Vercel response streaming with the AL2023 runtime with Go

I’m creating a serverless function with Go using the provided.al2023 runtime.

To start, let me clarify that the examples I give below will be done on both Lambda and Vercel, to demonstrate the difference. I reason that, since Vercel internally hosts Serverless Functions on Lambda, if Lambda supports it, I believe it should be straightforward (or ‘just work’) to make it work on Vercel the same way as Lambda. The only exception is if Vercel wraps the response, but my assumption is that it wraps the response the same way for both AL2023 and Node runtimes, as it should be runtime agnostic (proxy gateway), so if Streaming works in Node runtime, it should work in AL2023 too.

I’ve compiled my function and deployed it without streaming enabled ("supportsResponseStreaming": false) and verified that my function works. Under the hood, Vercel CLI will build the handler and wrap it in vercel/go-bridge which is a simple wrapper of aws-lambda-go. I’ve verified that compiling my own handler using aws-lambda-go directly, the same way as @vercel/go compiles them, works as intended.
Here’s how the application is started via Lambda, which I have verified works on Vercel:

func Start() {
	lambda.Start(func(request events.APIGatewayProxyRequest) (events.APIGatewayProxyResponse, error) {
		log.Println("Hello world")

		response := events.APIGatewayProxyResponse{
			StatusCode: 200,
			Body:       "Hello world",
		}

		return response, nil
	})
}

Enabling streaming ("supportsResponseStreaming": true, as documented in Vercel Primitives) and modifying the code to use LambdaFunctionURLStreamingResponse, like so:

 func Start() {
	lambda.Start(func() (*events.LambdaFunctionURLStreamingResponse, error) {
		fmt.Println("Hello world!")

		return &events.LambdaFunctionURLStreamingResponse{
			StatusCode: 200,
			Headers: map[string]string{
				"Content-Type": "text/html",
			},
			Body: strings.NewReader("<html><body>Hello World!</body></html>"),
		}, nil
	})
}

Deploying this to AWS Lambda (no Vercel) with InvocationMode: RESPONSE_STREAM, I have verified that this works as it should. Here’s a deployed lambda with the above code:
https://sylbl74crhzsbpbuqbh2yajkti0boxjj.lambda-url.eu-north-1.on.aws/

Now, deploying this to Vercel does not work, all I get back is FUNCTION_INVOCATION_FAILED with no meaningful logging message, just a 500 request. I have verified that the Hello World! log does appear, but the response is 500.
This means my handler is being called, but the response is not accepted.


Here’s a deployed Vercel serverless function with the above code:
https://vc-stream-test.vercel.app/test2
Interesting to note is that when enabling supportsResponseStreaming and using the original APIGatewayProxyRequest code, the function no longer works, which indicates that Vercel does something with the supportsResponseStreaming flag on AL2023, so there’s definitely something there.

I had hoped that this would work as is due to the announcement about Framework-agnostic streaming, and I have also cross-compared this with the source code of @vercel/node package, which just returns a Readable.
If Vercel just exposes an AWS Lambda, it should work fine, since AWS AL2023 supports it (as can be seen with my previous link), but if they proxy it something could mess it up.

For the record, I’ve disabled the Vercel Toolbar middleware, to see if that was the culprit, but it did not work.

Anyone has any thoughts on this?
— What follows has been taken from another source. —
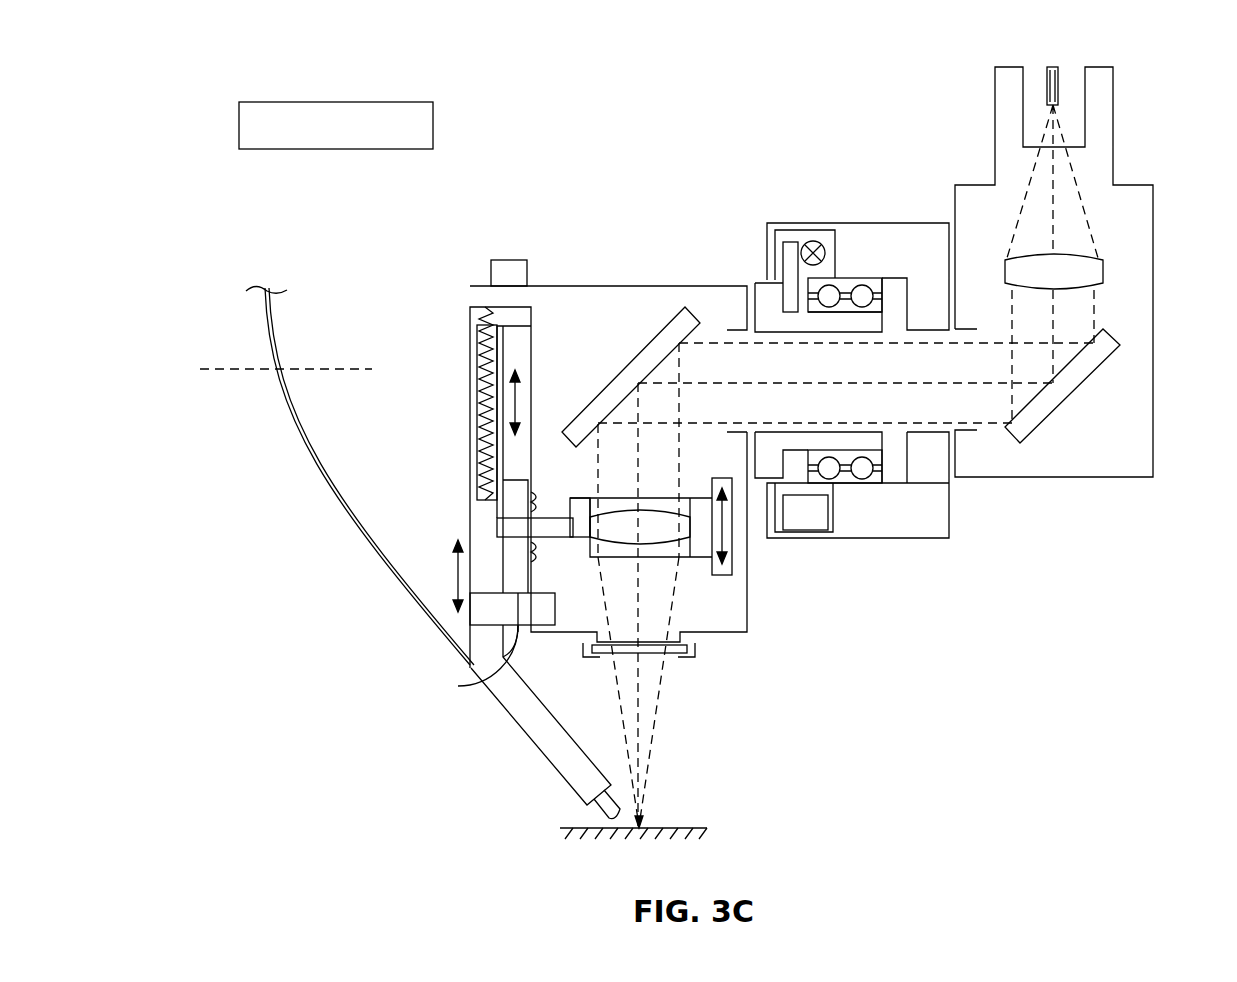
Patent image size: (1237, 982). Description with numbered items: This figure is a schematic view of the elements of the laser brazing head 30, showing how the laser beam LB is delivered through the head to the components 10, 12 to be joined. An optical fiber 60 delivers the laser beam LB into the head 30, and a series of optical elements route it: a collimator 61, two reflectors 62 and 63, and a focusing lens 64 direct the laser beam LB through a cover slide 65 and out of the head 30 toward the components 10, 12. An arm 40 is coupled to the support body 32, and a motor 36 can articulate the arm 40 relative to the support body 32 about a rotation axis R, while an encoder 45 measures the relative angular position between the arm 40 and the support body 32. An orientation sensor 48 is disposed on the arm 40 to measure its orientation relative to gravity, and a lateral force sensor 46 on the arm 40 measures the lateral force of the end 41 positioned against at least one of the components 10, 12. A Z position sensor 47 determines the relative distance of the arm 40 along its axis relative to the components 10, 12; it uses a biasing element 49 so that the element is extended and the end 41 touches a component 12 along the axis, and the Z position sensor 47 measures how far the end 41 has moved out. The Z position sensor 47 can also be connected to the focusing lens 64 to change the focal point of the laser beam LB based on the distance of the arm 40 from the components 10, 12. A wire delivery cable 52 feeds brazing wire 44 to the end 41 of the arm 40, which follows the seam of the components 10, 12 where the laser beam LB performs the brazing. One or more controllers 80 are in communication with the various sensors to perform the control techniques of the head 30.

Does Vercel intercept the response for the AL2023 runtime and expect it to be in the non-streaming format (JSON with body string field), as opposed to the streaming format (JSON prelude, with body streamed afterwards). How come the Node runtime works with streaming, but not the AL2023 runtime?

Hi, @metamist!

We don’t support streaming in Go. From our documentation:

Both the Node.js and the Edge runtime support streaming.

I have passed this feedback to our Compute team though, so thank you for bringing it up! Let me know if you have any other questions.

Hi @pawlean, thanks for your response!

Darn, I could have sworn I looked everywhere in the docs, must have missed that part!
I guess I assumed it should’ve worked since AWS Lambda supports it out of the box, but I guess there are some proxying or gateways at Vercel which doesn’t support it, similarly to how AWS API Gateway doesn’t support it either.

If Vercel adds support for this, other web frameworks (non-Node frameworks) can utilize it to improve user experience via partial prerendering and the like that Next.JS or Remix does!